Escuchar a Leleux fue de una belleza inusitada. Desde casi el inicio de la obra, el solista nos demostró que no solo es capaz ante la exigencia de frases muy largas, sin posibilidad de respirar, sino que la forma en que tomaba el aire y lo mantenía fue algo especialmente prodigioso. Todo un desafío al que el francés se enfrentó con serenidad y resultó proverbial cómo mantuvo el caudal sonoro sin tensiones ni altibajos. Dejó su huella en el lirismo que contiene la obra, y produjo efectos sorprendentes de colorido en los cromatismos. Alexander Liebreich supo llegar hasta lo más recóndito de la obra y la orquesta le respondió con calidad (lástima que la acústica de la sala no recompensara la gesta…), mientras el solista desplegó su arte de manera serena, melancólica, sin desfallecer, durante sus tres movimientos sin pausa. Quedó visible la ingeniosa relación labrada entre orquesta y oboísta, poniéndose de manifiesto desde el primer movimiento con el refinado diálogo con las maderas, la flauta de Salvador Martínez, el oboe de José Teruel y el clarinete de Enrique Artiga, o en la manera en la que se aumentó casi imperceptiblemente la tensión. Vimos como en el tercer movimiento, Leleux resolvió con destreza y maestría los cambios de registro. Liebreich tanteó un sonido más denso, sin extralimitarse ni perder franqueza. Una vez finalizada la proeza, el carismático oboísta alzó a la audiencia (más numerosa que de costumbre), y tras varias entradas y salidas debidas a los incesantes aplausos (a los que el solista parece ser adicto), la deleitó con un fragmento de la Fantasía nº 6 de Telemann. Se notaba que Leleux deseaba repartir alegría en estos tiempos trágicos (la bandera de Ucrania sigue luciendo en el auditorio), tal y como manifestó el propio Strauss al finalizar la Primera Guerra Mundial, y lo consiguió. Lo consiguieron.

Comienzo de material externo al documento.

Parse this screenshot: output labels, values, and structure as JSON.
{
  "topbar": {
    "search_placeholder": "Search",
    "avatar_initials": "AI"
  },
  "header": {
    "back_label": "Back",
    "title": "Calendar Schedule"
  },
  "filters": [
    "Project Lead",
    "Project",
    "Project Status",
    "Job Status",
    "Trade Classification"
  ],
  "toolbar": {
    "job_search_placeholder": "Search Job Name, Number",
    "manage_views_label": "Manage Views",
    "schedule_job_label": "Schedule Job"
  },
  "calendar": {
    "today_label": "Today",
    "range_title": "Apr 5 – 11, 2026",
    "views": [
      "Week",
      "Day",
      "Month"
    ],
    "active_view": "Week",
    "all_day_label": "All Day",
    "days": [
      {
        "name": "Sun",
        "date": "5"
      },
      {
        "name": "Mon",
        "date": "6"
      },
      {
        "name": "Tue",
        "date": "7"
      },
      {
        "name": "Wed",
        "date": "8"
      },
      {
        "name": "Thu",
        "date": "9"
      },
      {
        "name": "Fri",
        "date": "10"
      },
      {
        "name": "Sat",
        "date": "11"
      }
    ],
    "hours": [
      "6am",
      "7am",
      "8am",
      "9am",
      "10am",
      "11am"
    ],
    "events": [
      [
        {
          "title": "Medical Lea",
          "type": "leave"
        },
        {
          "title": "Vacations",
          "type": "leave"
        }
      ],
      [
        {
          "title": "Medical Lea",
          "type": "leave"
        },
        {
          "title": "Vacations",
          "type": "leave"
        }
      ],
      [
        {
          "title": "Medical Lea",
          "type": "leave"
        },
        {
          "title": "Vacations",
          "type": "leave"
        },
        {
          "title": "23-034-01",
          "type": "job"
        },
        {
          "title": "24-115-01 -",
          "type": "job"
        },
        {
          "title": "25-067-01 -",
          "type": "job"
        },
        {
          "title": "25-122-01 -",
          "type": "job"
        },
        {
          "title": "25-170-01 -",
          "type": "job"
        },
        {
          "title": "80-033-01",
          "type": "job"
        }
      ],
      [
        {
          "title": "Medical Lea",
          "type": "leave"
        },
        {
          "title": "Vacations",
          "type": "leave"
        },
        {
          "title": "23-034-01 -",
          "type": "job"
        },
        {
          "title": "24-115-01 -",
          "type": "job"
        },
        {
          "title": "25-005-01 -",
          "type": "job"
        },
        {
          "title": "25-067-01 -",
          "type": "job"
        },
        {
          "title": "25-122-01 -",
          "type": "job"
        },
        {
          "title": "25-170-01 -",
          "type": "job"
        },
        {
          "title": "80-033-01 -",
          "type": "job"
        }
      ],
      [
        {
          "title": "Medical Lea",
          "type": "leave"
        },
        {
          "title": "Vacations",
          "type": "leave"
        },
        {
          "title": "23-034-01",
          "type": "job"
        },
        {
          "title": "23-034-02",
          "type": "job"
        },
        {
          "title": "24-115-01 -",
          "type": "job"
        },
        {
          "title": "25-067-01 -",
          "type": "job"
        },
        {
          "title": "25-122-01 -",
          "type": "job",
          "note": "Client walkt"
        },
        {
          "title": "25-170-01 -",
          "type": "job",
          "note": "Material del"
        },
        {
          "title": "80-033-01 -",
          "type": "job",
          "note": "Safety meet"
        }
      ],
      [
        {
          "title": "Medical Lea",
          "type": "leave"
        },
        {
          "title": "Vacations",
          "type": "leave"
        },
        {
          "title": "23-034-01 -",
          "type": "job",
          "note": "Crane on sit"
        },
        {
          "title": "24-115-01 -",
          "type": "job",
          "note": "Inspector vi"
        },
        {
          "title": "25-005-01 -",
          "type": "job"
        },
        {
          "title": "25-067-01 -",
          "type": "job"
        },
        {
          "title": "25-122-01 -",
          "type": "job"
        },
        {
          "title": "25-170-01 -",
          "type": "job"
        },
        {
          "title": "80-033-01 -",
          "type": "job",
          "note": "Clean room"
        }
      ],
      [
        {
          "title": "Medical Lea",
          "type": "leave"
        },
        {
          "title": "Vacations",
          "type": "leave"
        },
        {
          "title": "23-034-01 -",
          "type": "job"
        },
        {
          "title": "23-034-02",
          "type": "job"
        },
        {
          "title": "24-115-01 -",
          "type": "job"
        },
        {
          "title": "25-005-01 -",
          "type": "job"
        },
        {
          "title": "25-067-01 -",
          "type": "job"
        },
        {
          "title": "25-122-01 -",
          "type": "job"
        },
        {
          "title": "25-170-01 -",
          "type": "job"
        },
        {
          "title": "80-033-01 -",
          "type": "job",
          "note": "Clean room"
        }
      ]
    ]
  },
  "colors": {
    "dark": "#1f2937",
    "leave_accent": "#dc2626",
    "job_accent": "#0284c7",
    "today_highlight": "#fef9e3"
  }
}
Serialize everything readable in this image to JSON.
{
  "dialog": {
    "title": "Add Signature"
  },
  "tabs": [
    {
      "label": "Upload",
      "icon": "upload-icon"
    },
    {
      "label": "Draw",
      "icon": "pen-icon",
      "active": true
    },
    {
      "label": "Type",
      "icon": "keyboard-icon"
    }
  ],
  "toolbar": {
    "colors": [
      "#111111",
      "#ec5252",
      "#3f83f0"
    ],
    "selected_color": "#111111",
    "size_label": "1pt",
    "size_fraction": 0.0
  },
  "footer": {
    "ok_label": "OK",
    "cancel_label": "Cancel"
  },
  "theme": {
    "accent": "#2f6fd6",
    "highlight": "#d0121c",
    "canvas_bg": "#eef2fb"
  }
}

La Sinfonía nº 8 en sol mayor, op.88, de A. Dvořák completó el programa. Estrenada por el propio compositor en Praga en 1890, tiene instantes inmortales dentro de la historia de la música. Casi toda ella está basada en música tradicional bohemia, que Dvořák adoraba, más que ninguna otra sinfonía suya, seguramente. La sección de violonchelos dio inicio a la obra a través del famoso coral, hilvanando así el Allegro con brio inicial. Dejando de lado que la interpretación gustase más a unos que a otros, la sección defendió el pasaje con solemnidad. Pudimos disfrutar de la gran protagonista del movimiento (y de toda la sinfonía): la flauta, dulce y brillante. Recordando al canto de los pájaros, dio entrada al tema principal, reflejando ese carácter pastoral mediante trinos. Otras frases del estilo coral del inicio aparecieron también en el Adagio, y al igual que en el comienzo, se alternan en un contraste entre los modos mayor y menor. Fue en el tercer movimiento Allegretto grazioso, donde el conjunto nos acercó al baile de una manera airosamente nostálgica (sobre todo por la afamada melodía interpretada por la cuerda). En la interpretación de la sinfonía pudimos observar a una orquesta que mejora, y que pausar la sinfonía para revisar la afinación deja entrever que en los pequeños detalles está la diferencia. Cabe elogiar el camuflaje y la gracia con que Liebreich recogió de entre los cellos y las violas su batuta huidiza.